Neresinden başlayacağımı bilemediğim, her okuduğum olayda dehşete düştüğüm, Nazi’lerin “Saf Irk” çalışmalarını andıran bu siyasetin başlangıcı 1934 yılına kadar uzanıyor. Bu tarihte çıkarılan Kısırlaştırma Yasası, 1941’de daha sıkılaştırıldı.
Yapılan uygulamanın amacı ise İsveç’i “Gönenç devleti” yapmak.
En ağır uygulama 1940 ve 50’li yıllarda yapıldı. Daha sonra sayıca azalmakla birlikte zorla kısırlaştırma devam etti. Aktardığım 1934-1979 tarihleri ortasında kısırlaştırılan insan sayısı yapılan zorbalığın boyutunu gösteriyor: Tam 63 bin insan zorla kısırlaştırıldı. 1950’li yıllarda İsveç nüfusunun 6 milyon olduğu göz önünde bulundurulursa, İsveç’te her 100 şahıstan 1’i zorla kısırlaştırılmış. Türkiye’nin bugünkü nüfusuyla orantılarsak 850 bin kişinin kısırlaştırıldığını hesap edin.

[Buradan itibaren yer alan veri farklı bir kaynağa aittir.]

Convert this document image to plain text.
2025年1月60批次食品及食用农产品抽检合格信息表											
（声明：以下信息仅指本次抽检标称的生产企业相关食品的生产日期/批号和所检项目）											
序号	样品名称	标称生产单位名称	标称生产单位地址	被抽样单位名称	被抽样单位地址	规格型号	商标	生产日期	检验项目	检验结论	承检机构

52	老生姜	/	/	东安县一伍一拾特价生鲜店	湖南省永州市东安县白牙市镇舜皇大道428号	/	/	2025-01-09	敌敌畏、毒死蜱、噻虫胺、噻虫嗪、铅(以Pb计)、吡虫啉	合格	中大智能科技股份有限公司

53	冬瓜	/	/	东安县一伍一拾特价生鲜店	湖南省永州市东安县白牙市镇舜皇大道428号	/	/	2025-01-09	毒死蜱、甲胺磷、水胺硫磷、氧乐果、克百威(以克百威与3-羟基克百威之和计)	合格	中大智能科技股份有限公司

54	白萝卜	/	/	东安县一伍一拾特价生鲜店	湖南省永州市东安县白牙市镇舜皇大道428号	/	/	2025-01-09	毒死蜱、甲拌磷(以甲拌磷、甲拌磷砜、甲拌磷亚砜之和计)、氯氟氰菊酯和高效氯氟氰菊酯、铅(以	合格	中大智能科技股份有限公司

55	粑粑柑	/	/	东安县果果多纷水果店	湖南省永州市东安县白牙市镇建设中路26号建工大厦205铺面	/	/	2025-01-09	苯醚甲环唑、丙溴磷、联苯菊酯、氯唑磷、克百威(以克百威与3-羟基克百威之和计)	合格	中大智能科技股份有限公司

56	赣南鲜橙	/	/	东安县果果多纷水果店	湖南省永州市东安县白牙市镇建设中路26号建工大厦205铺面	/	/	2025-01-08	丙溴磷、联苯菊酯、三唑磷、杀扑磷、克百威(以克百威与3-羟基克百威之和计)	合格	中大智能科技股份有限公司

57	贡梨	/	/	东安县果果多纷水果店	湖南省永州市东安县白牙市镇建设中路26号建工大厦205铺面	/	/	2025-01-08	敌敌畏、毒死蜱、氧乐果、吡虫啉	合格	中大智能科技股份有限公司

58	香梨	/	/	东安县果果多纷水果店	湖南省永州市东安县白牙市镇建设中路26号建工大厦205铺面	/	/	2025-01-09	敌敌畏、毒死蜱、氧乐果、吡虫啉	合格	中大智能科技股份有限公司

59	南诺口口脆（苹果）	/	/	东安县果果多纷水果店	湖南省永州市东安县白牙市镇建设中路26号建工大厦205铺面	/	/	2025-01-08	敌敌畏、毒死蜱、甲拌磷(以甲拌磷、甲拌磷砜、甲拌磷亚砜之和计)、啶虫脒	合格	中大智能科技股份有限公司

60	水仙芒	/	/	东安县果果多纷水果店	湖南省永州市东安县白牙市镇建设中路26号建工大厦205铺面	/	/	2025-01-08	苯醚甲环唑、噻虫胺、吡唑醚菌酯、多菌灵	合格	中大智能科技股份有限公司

Ek olarak, bu kısırlaştırılan insanların neredeyse tamamına yakınının bayan olduğunu da eklemek lazım.
Kısırlaştırma siyasetinde gayelerin kimlikleri de değerli. Zorla kısırlaştırmada yüklü olarak azınlık olarak görülen Tattar olarak bilinen gezici personellerin ve göçerlerin, romanların amaç alındığı görülüyor. İsveç devleti kısırlaştırma siyasetini “saf olmayan, hastalıklı, uyumsuz, çocuklarına bakmaktan aciz, geri zekalıların üremesi engellenerek toplumun ekonomik bir yükten kurtulacağı” münasebeti üzerine oturtmuş.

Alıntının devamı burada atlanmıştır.